[Math] Convex conjugate of a function of sum of norms

convex optimizationconvex-analysis

I am trying to find the conjugate of function $f(x) = \|x\|_2 + \frac{1}{2} \|x\|_2^2$ i.e.,
$f^*(v) = \sup_x (v^Tx – f(x))$ where $x \in\mathbb R^n$

Although $f(x)$ is convex, I am stuck as the function cannot be directly differentiated. I know how to find convex conjugate of norm function using dual norm but I cannot apply it here. Any help will be appreciated.

Best Answer

Since the function is radially symmetric, so is its conjugate. So you can as well consider the one-dimensional problem, with $f(x)=|x|+x^2/2$. Recall that the gradient of conjugate function is the inverse of the gradient of $f$.
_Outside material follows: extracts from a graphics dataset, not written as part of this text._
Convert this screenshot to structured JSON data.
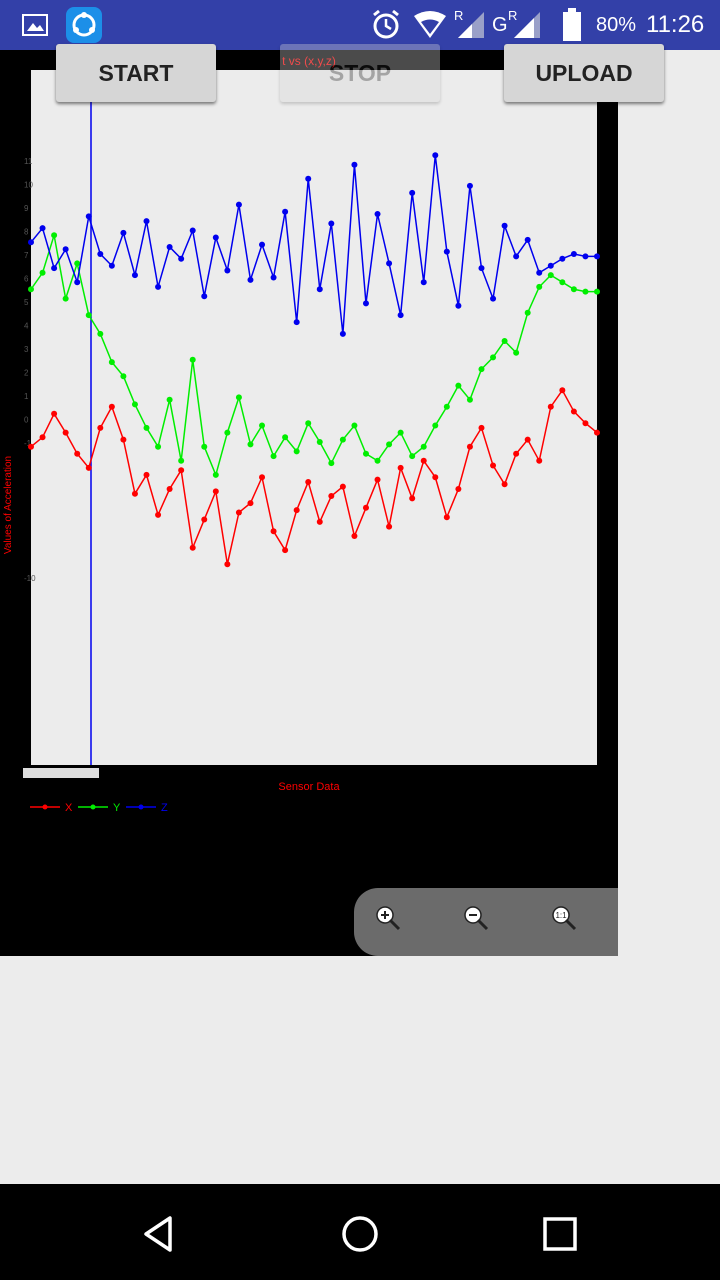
{
  "status_bar": {
    "battery_percent": "80%",
    "time": "11:26",
    "network_r1": "R",
    "network_g": "G",
    "network_r2": "R"
  },
  "buttons": {
    "start": "START",
    "stop": "STOP",
    "upload": "UPLOAD"
  },
  "chart_data": {
    "type": "line",
    "title": "t vs (x,y,z)",
    "xlabel": "Sensor Data",
    "ylabel": "Values of Acceleration",
    "ytick_labels": [
      "11",
      "10",
      "9",
      "8",
      "7",
      "6",
      "5",
      "4",
      "3",
      "2",
      "1",
      "0",
      "-1",
      "-10"
    ],
    "legend": [
      "X",
      "Y",
      "Z"
    ],
    "colors": {
      "X": "#ff0000",
      "Y": "#00ee00",
      "Z": "#0000ee"
    },
    "series": [
      {
        "name": "X",
        "values": [
          -1.2,
          -0.8,
          0.2,
          -0.6,
          -1.5,
          -2.1,
          -0.4,
          0.5,
          -0.9,
          -3.2,
          -2.4,
          -4.1,
          -3.0,
          -2.2,
          -5.5,
          -4.3,
          -3.1,
          -6.2,
          -4.0,
          -3.6,
          -2.5,
          -4.8,
          -5.6,
          -3.9,
          -2.7,
          -4.4,
          -3.3,
          -2.9,
          -5.0,
          -3.8,
          -2.6,
          -4.6,
          -2.1,
          -3.4,
          -1.8,
          -2.5,
          -4.2,
          -3.0,
          -1.2,
          -0.4,
          -2.0,
          -2.8,
          -1.5,
          -0.9,
          -1.8,
          0.5,
          1.2,
          0.3,
          -0.2,
          -0.6
        ]
      },
      {
        "name": "Y",
        "values": [
          5.5,
          6.2,
          7.8,
          5.1,
          6.6,
          4.4,
          3.6,
          2.4,
          1.8,
          0.6,
          -0.4,
          -1.2,
          0.8,
          -1.8,
          2.5,
          -1.2,
          -2.4,
          -0.6,
          0.9,
          -1.1,
          -0.3,
          -1.6,
          -0.8,
          -1.4,
          -0.2,
          -1.0,
          -1.9,
          -0.9,
          -0.3,
          -1.5,
          -1.8,
          -1.1,
          -0.6,
          -1.6,
          -1.2,
          -0.3,
          0.5,
          1.4,
          0.8,
          2.1,
          2.6,
          3.3,
          2.8,
          4.5,
          5.6,
          6.1,
          5.8,
          5.5,
          5.4,
          5.4
        ]
      },
      {
        "name": "Z",
        "values": [
          7.5,
          8.1,
          6.4,
          7.2,
          5.8,
          8.6,
          7.0,
          6.5,
          7.9,
          6.1,
          8.4,
          5.6,
          7.3,
          6.8,
          8.0,
          5.2,
          7.7,
          6.3,
          9.1,
          5.9,
          7.4,
          6.0,
          8.8,
          4.1,
          10.2,
          5.5,
          8.3,
          3.6,
          10.8,
          4.9,
          8.7,
          6.6,
          4.4,
          9.6,
          5.8,
          11.2,
          7.1,
          4.8,
          9.9,
          6.4,
          5.1,
          8.2,
          6.9,
          7.6,
          6.2,
          6.5,
          6.8,
          7.0,
          6.9,
          6.9
        ]
      }
    ]
  },
  "zoom_controls": {
    "zoom_in": "zoom-in",
    "zoom_out": "zoom-out",
    "reset": "1:1"
  }
}
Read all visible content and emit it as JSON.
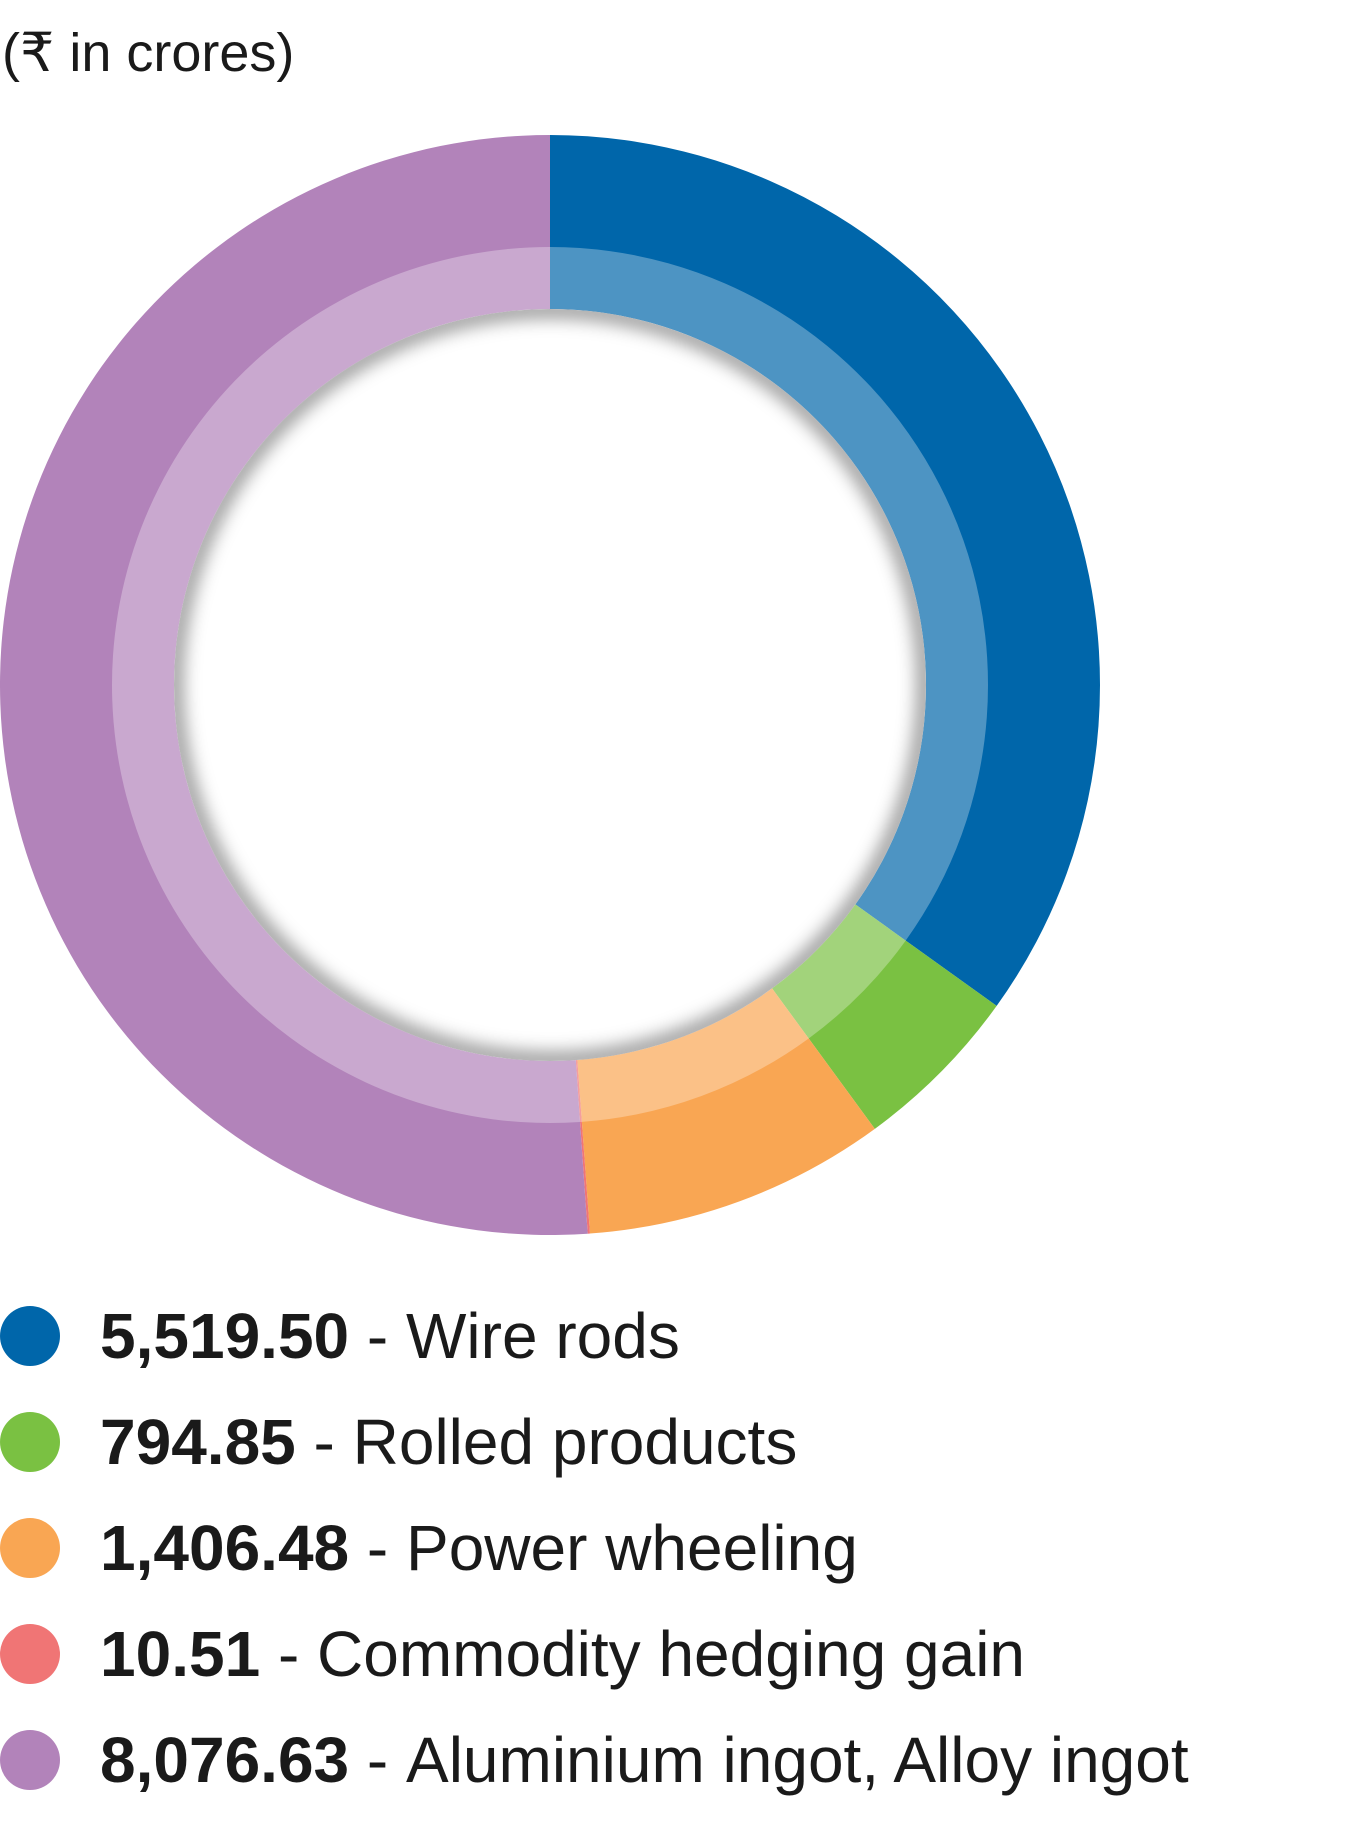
{
  "unit_note": "(₹ in crores)",
  "separator": " - ",
  "chart_data": {
    "type": "pie",
    "donut": true,
    "start": "top, clockwise",
    "legend_position": "bottom",
    "slices": [
      {
        "label": "Wire rods",
        "value": 5519.5,
        "value_text": "5,519.50",
        "color": "#0066AA"
      },
      {
        "label": "Rolled products",
        "value": 794.85,
        "value_text": "794.85",
        "color": "#7AC142"
      },
      {
        "label": "Power wheeling",
        "value": 1406.48,
        "value_text": "1,406.48",
        "color": "#F9A653"
      },
      {
        "label": "Commodity hedging gain",
        "value": 10.51,
        "value_text": "10.51",
        "color": "#F07575"
      },
      {
        "label": "Aluminium ingot, Alloy ingot",
        "value": 8076.63,
        "value_text": "8,076.63",
        "color": "#B283BA"
      }
    ]
  }
}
Again by symmetry, it suffices to consider $x>0$ only. Since $f'(x)=1+x$, the inverse is defined only for $x\ge 1$. Imagine that the discontinuity of $f'$ at the origin "stretches" the origin into $[-1,1]$, which the gradient of the conjugate $f^*$ will collapse back into a point. So, $(f^*)'(v)=(v-1)^+$ which integrates to
$$f^*(v) = \frac12((\|v\|-1)^+)^2 $$ As usual, $a^+=\max(a,0)$.